18 En om datzelfde verblijdt gij u ook, en verblijdt ook ulieden met mij.

19 En ik hoop in den Heere Jezus Timotheus haast tot u te zenden, opdat ik ook welgemoed moge zijn, als ik uw zaken zal verstaan hebben.

20 Want ik heb niemand, die even alzo gemoed is, dewelke oprechtelijk uw zaken zal bezorgen.

21 Want zij zoeken allen het hunne, niet hetgeen van Christus Jezus is.

22 En gij weet zijn beproeving, dat hij, als een kind zijn vader, met mij gediend heeft in het Evangelie.

23 Ik hoop dan wel dezen van stonde aan te zenden, zo haast als ik in mijn zaken zal voorzien hebben;

24 Doch ik vertrouw in den Heere, dat ik ook zelf haast tot u komen zal.

25 Maar ik heb nodig geacht tot u te zenden Epafroditus, mijn broeder, en medearbeider en medestrijder, en uw afgezondene, en bedienaar mijner nooddruft;

26 Dewijl hij zeer begerig was naar u allen, en zeer beangst was, omdat gij gehoord hadt, dat hij krank was.

27 En hij is ook krank geweest tot nabij den dood; maar God heeft Zich zijner ontfermd; en niet alleen zijner, maar ook mijner, opdat ik niet droefheid op droefheid zou hebben.

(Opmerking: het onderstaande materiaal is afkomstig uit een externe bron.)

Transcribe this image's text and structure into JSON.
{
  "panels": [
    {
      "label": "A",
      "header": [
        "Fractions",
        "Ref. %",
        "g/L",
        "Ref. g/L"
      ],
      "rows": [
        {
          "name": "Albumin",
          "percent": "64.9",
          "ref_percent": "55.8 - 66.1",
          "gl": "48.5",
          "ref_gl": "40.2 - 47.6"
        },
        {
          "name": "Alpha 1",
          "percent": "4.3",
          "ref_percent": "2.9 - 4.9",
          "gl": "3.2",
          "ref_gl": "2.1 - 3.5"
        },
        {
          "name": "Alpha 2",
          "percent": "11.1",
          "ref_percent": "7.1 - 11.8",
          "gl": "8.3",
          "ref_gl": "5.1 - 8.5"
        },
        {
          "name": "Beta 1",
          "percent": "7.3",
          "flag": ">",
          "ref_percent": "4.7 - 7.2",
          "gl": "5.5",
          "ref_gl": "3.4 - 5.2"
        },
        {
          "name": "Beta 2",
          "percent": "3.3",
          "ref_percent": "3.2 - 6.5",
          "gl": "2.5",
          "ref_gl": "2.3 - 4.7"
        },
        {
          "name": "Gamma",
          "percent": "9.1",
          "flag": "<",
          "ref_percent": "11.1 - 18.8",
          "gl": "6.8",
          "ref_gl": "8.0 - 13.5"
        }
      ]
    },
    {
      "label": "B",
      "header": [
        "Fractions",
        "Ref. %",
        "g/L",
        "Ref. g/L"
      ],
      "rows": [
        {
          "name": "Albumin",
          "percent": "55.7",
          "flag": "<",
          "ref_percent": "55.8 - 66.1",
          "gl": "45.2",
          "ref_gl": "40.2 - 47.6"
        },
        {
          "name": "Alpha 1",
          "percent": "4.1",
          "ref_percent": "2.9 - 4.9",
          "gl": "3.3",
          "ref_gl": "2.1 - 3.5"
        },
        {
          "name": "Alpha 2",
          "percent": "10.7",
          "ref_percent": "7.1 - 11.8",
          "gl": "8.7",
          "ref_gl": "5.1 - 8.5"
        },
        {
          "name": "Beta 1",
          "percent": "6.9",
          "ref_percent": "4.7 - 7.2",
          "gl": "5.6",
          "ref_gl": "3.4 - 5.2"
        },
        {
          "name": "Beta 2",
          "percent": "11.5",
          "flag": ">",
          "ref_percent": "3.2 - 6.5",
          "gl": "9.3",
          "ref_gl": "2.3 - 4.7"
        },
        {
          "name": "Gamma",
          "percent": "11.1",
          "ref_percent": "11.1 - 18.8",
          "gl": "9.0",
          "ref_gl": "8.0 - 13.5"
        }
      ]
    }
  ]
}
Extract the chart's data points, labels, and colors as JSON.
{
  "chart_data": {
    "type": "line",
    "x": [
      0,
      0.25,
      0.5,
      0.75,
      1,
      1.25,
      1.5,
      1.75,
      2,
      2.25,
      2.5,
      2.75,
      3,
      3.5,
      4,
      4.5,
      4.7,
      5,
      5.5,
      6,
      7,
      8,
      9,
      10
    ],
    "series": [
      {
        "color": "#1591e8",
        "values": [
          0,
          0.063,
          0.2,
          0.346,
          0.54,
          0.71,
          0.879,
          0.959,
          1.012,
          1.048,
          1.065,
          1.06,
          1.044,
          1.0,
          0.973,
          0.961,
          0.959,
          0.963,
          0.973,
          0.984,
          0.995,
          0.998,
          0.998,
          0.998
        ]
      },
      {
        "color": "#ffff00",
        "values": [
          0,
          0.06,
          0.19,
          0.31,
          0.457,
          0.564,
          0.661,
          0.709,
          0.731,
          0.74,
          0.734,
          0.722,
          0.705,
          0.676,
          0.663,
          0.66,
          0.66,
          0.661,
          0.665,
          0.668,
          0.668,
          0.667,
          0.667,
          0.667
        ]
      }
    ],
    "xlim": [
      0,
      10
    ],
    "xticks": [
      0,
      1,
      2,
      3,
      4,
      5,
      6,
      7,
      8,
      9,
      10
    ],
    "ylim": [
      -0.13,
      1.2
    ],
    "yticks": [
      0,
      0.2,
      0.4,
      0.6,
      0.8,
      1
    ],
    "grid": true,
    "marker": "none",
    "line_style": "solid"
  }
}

28 Zo heb ik dan hem te spoediger gezonden, opdat gij, hem ziende, wederom u zoudt verblijden, en ik te min zou droevig zijn.

29 Ontvangt hem dan in den Heere, met alle blijdschap, en houdt dezulken in waarde.

30 Want om het werk van Christus was hij tot nabij den dood gekomen, zijn leven niet achtende, opdat hij het gebrek uwer bediening aan mij vervullen zou.